2. A wool that isn't superwash. If you don't know this already, superwash is unpredictable after washing. It can grow ridiculously. Often manufacturers tell you to put it in the dryer (horrors!), for 15 minutes, then lay it flat to dry. The trouble with that is that you lose all control over shaping, and the fibre loses body and goes limp. Case in point--Ella Rae Chunky Superwash. I knitted a swatch in it a couple of years ago, and the swatch grew to almost twice the size of the original.
3. A wool or wool/natural fibre blend. I want warmth and elasticity, even lightness. I loved Elann's Peruvian Highland Chunky, now no longer available. It was lightly spun, airy, and perfect, apart from the fact that it came in 50g balls, thus requiring a lot of splicing. I don't want too much alpaca in a blend, because alpaca makes a heavy garment.
4. A soft yarn, so that collars won't itch against the neck.
5. Lucious colours, either solids, heathers, or tonals. It seems that all the otherwise suitable chunky yarns out there are space dyed.
So, why am I on a quest for the perfect chunky? I've just finished knitting this.
The yarn, Galway Chunky, is lovely, but it falls down a bit in the colour department. The button makes up for it, though.

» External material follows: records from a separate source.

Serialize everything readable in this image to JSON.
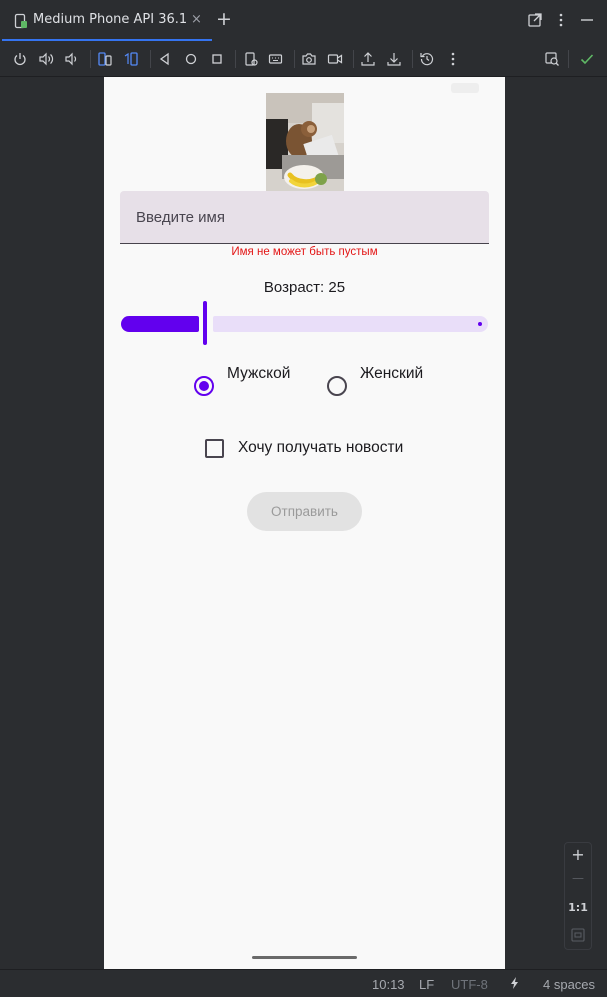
{
  "ide": {
    "tab": {
      "title": "Medium Phone API 36.1",
      "close": "×"
    },
    "add_tab": "+",
    "zoom": {
      "plus": "+",
      "minus": "—",
      "actual_size": "1:1"
    },
    "status_bar": {
      "cursor": "10:13",
      "line_ending": "LF",
      "encoding": "UTF-8",
      "indent": "4 spaces"
    },
    "icons": {
      "toolbar": [
        "power-icon",
        "volume-up-icon",
        "volume-down-icon",
        "rotate-left-icon",
        "rotate-right-icon",
        "back-icon",
        "home-icon",
        "overview-icon",
        "fold-icon",
        "keyboard-icon",
        "camera-icon",
        "record-icon",
        "upload-icon",
        "download-icon",
        "snapshot-history-icon",
        "more-icon",
        "device-mirroring-icon",
        "check-icon"
      ]
    }
  },
  "app": {
    "name_field": {
      "placeholder": "Введите имя",
      "value": ""
    },
    "error": "Имя не может быть пустым",
    "age_label": "Возраст: 25",
    "slider": {
      "value": 25,
      "min": 0,
      "max": 100,
      "fraction": 0.23
    },
    "gender": {
      "options": [
        "Мужской",
        "Женский"
      ],
      "selected": "Мужской"
    },
    "newsletter": {
      "label": "Хочу получать новости",
      "checked": false
    },
    "submit_label": "Отправить",
    "colors": {
      "accent": "#6200ee",
      "accent_track": "#e9def9",
      "error": "#e31616",
      "field_bg": "#e7e0e8"
    }
  }
}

Celtic horses, from The Ram's Horn Studio, purchased at Rhinebeck a few years ago. The knitting was fun and quick. This is really a new, unstructured version of Petrova, so the pattern will be quick to write up. If only I could find the perfect chunky to go with it...
P.S. I ought to have added price as a criterion. Few knitters can afford to make an entire sweater with yarn that costs $20 a skein!